Perhaps I could do some point-to-point trickery... but that doesn't work when both machines are NATted.
Tor Hidden Services provides a way to automatically breach the network seamlessly, and provide a routable address to that machine, no matter where that machine is. I take it to a cafe in Washington DC? Within 10 seconds, it's back on Tor. South America? 10 seconds.
The topology, once done, looks like a humongous ethernet hub, with no promiscuity mode. And each node is the 16 char hash.
Then, I can code against .onion addresses. They just work, and I know if I establish a connection, I can send data.
I'm already sending MQTT telemetry data from one network to my broker in another house 30 miles away. And it's sending pictures and metadata both. And it just works.
EDIT response:
>What kind of throughput & latency do you usually see?

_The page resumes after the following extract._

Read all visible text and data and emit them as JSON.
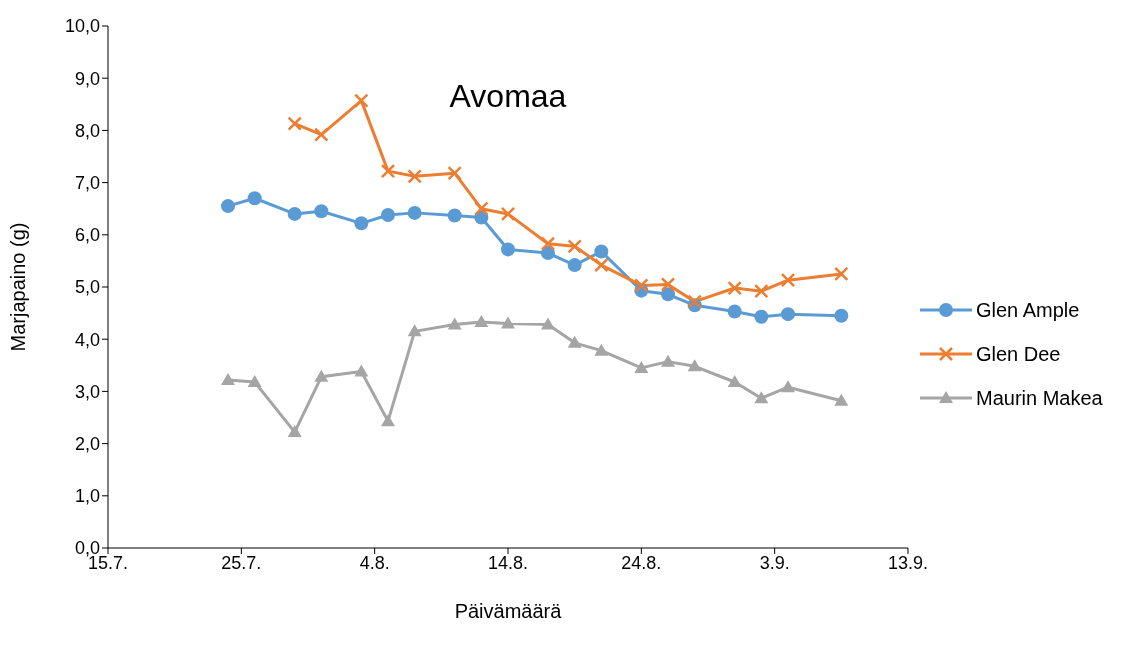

Latency is a bigger one, obviously. It depends on the construction of the bridge. If I'm not using any overlays (OBFS3, OBFS4, scramblesuit, etc) then initial lag times can go in excess of 30 seconds. Once that initial connection is established, then lag times go down to about 200-300ms range.
Using overlays, because the network blocks various vanilla types of Tor, can take a lot longer. That's because those overlays are beat on by China and Iran. Sometimes they will dead-route packets (5% of the time). Initial transit I've seen up to 1 minute, with avg ping times around 500 ms.
Throughput is a different beast. The only network I haven't saturated was my 1GBps desktop at work. I can stream movies directly with the speeds I routinely get. Just that initial bridge construction will make you think something went wrong.
(responded here because "I'm responding too fast")
Because of CloudFlare's position regarding Tor users, along with the erroneous idea that an identity is an IP address, these changes do nothing for the Tor user and developer community at large.
Tor is used for more than just routing around censorship. I use it to create a seamless network of all my computers all via hidden services. So every machine has a "hidden service domain name" of [hash].onion . Knowing all the hashes of my machines means I can then use all my machines as a computing cloud.
I've also figured out how to seamlessly handle DNS resolution of onion addresses at the resolver level, meaning all Linux programs that can handle DNS names can also handle Onion names. Effectively that means that tools like Puppet and Chef work over Tor as well.
Cloudflare serves to undo and retard growth of Tor and I2P (which gets much less attention). And there are definite positives of using Tor... along with anti-censorship and strong anonymity claims.